Les agents ont gravi les marches de la maison et, rendus à la porte, ils ont aperçu Attachie Ashoona avec un couteau dans les mains. Il affirmait qu’il allait les tuer et qu’ils devraient lui tirer dessus, a déclaré Amanda Jones.
Les officiers ont averti l’homme de laisser tomber le couteau et d’arrêter de bouger, mais la commandante de la GRC au Nunavut a déclaré que M. Ashoona ne s’était pas conformé à l’ordre des policiers.
Amanda Jones a ensuite affirmé qu’une agente de police est entrée dans la maison pour échapper à l’homme et s’est retrouvée coincée dans la résidence.

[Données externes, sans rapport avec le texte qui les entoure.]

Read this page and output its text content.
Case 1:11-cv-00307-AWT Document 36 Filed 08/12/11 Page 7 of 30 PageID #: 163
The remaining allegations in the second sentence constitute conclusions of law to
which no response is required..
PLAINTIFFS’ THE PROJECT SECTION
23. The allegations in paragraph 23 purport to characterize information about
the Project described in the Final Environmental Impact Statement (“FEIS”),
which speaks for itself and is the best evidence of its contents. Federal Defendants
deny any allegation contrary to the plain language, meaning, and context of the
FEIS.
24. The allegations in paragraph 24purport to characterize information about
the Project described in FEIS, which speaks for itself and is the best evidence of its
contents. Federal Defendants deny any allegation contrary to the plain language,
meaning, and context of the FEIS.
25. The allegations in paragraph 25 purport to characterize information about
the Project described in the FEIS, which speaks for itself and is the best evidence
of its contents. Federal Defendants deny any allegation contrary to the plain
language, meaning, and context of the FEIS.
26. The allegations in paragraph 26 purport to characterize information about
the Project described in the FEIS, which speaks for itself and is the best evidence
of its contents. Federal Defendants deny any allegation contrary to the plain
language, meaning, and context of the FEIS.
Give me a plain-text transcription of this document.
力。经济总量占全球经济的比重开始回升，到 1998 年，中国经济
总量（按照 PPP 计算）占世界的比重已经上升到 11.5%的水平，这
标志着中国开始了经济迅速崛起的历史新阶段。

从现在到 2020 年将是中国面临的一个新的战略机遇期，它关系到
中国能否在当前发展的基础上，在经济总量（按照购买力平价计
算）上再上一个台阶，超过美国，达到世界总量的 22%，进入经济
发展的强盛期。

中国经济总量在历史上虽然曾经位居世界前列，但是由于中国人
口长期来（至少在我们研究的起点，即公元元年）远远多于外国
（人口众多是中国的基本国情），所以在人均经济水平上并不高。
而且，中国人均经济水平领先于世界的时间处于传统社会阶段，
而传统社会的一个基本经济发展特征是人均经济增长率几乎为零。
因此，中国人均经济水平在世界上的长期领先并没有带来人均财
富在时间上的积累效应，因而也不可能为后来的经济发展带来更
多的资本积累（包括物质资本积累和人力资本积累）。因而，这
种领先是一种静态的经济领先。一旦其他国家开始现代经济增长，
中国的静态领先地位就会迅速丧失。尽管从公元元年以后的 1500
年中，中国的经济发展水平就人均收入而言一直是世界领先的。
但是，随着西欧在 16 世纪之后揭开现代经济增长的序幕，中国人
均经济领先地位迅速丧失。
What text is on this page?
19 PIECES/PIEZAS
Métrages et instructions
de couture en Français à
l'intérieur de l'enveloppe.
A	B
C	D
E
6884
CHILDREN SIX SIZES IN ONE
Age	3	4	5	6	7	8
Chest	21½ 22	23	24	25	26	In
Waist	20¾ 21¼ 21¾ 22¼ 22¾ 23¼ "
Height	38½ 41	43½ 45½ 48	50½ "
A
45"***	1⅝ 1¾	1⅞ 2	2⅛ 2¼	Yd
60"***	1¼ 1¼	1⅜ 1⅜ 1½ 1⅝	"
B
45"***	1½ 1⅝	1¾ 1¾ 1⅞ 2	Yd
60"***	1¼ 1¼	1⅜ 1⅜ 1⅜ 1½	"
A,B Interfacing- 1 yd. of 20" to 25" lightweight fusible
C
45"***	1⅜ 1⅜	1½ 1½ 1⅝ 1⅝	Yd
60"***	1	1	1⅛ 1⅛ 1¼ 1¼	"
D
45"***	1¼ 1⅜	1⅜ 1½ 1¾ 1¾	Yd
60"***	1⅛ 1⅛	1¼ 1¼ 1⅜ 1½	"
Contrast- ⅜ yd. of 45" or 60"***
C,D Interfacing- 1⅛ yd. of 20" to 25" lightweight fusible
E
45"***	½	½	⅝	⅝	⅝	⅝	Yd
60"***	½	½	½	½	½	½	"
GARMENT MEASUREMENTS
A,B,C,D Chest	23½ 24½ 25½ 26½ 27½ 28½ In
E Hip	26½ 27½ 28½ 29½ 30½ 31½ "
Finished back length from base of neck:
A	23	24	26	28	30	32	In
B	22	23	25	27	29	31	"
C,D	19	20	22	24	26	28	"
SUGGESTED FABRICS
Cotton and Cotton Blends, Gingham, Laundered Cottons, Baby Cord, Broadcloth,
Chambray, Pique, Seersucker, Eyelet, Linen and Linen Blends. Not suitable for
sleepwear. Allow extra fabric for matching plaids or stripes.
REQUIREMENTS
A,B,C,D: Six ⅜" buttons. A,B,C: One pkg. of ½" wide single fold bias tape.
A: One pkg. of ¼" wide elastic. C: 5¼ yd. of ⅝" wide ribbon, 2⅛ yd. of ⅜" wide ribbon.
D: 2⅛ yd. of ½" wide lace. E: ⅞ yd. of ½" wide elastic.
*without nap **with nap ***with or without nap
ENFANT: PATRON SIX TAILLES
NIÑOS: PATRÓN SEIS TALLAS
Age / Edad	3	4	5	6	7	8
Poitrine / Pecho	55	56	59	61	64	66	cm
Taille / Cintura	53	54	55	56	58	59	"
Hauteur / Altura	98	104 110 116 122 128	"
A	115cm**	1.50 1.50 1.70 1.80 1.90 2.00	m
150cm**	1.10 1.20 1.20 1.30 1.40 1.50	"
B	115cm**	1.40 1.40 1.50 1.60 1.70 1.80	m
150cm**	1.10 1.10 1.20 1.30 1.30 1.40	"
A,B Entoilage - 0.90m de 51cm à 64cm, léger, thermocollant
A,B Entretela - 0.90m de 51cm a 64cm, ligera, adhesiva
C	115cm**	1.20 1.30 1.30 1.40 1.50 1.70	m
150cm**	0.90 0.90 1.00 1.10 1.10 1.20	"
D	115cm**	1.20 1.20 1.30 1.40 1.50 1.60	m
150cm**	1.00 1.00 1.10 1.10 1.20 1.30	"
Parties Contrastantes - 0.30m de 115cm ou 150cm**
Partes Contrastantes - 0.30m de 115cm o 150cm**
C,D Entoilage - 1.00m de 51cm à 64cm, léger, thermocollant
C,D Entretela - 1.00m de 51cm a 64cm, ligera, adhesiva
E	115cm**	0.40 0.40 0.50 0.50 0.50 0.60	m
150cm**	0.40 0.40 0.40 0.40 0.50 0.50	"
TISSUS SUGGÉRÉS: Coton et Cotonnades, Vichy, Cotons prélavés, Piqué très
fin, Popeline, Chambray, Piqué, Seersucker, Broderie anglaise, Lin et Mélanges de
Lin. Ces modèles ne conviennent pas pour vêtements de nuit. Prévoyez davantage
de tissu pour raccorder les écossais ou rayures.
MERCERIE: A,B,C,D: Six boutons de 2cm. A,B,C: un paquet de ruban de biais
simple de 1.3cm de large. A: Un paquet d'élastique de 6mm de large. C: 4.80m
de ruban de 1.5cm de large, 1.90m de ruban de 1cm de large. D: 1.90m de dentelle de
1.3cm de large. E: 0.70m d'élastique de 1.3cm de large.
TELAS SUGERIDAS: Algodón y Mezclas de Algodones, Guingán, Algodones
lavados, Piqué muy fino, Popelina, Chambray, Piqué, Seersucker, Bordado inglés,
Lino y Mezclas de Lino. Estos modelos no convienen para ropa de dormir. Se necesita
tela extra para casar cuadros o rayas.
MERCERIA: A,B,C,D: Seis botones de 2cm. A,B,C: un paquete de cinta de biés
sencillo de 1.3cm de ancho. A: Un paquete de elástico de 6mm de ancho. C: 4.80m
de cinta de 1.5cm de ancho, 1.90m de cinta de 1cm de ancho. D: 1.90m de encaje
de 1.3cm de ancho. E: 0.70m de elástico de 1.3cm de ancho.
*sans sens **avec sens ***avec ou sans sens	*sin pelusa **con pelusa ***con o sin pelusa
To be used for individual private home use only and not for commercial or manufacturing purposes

C’est à ce moment-là qu’Attachie Ashoona s’est retourné et s’est dirigé vers la policière « en faisant des mouvements de coups de couteau », indique le communiqué de presse.
La policière l’a sommé d’arrêter, a expliqué Amanda Jones.
Lorsqu’on lui a demandé pourquoi les agents n’avaient pas tiré sur l’homme pour l’arrêter plutôt que pour le tuer, elle a répondu que ce n’était pas ainsi que les policiers sont formés.
Une altercation virale
De nombreux incidents illustrant en partie des interactions entre la GRC et des résidents de Kinngait ont été publiés sur Internet dans les derniers mois. L’une des altercations, devenue virale en juin, concernait un jeune Inuk heurté par un véhicule de la GRC. La vidéo a attiré l’attention du pays en juin, alors que plusieurs incidents impliquant des forces de l’ordre et des minorités ethniques faisaient la nouvelle au Canada, mais aussi aux États-Unis.
La surintendante Jones a déclaré que les enquêtes sur cet incident – une enquête interne sur le code de conduite, une par le SPO et une par la Commission civile d’examen et de traitement des plaintes pour la GRC – sont toujours en cours et qu’aucune mise à jour n’est disponible.
Amanda Jones a assuré aux résidents de Kinngait que leur sécurité demeurait la principale préoccupation de la GRC.
Plus d’agents de la GRC à Kinngait
Le détachement de la GRC à Kinngait est le plus achalandé du territoire avec 300 dossiers ouverts de plus cette année par rapport à la même période l’année dernière, selon la surintendante.
Le budget prévoit la possibilité d’établir six membres de la GRC à Kinngait, mais en raison du volume élevé et de la gravité de la criminalité, dix agents sont présentement postés dans la communauté.
Comme dans plusieurs autres communautés au Nunavut, l’alcool est à l’origine d’une grande partie des crimes [qui surviennent à Kinngait], a expliqué Amanda Jones.